Despesas com juros da dívida dos EUA ultrapassam 1 trilhão de dólares, e as stablecoins podem tornar-se uma variável-chave sob a pressão da dívida americana
Os Estados Unidos enfrentam uma pressão sem precedentes na sua dívida pública. No exercício de 2025, os encargos de juros da dívida federal dos EUA ultrapassaram pela primeira vez 1 trilhão de dólares, não só superando os gastos com defesa, mas também ultrapassando os gastos com seguro de saúde, estabelecendo um recorde histórico. Esta mudança gerou um amplo debate no mercado sobre a sustentabilidade fiscal dos EUA, ao mesmo tempo que colocou o papel das stablecoins no sistema financeiro macroeconômico sob grande atenção.

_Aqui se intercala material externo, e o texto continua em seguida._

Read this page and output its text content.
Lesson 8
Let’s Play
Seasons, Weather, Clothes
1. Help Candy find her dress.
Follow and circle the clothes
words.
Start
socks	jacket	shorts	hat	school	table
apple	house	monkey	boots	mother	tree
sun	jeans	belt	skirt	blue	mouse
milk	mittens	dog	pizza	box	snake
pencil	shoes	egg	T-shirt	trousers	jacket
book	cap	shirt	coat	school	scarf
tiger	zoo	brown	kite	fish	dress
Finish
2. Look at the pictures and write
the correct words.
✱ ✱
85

Dados mostram que, no exercício de 2020, os encargos líquidos de juros dos EUA foram de apenas 345 bilhões de dólares, e em 2025 já se aproximam de 970 bilhões de dólares; incluindo toda a dívida pública, o total oficialmente ultrapassa 1 trilhão de dólares. O Escritório de Orçamento do Congresso dos EUA prevê que, nos próximos dez anos, os encargos de juros acumulados alcançarão até 13,8 trilhões de dólares, quase o dobro dos últimos vinte anos. Algumas instituições até alertam que, em cenários mais pessimistas, até 2035, os encargos anuais de juros podem subir para 2,2 trilhões de dólares.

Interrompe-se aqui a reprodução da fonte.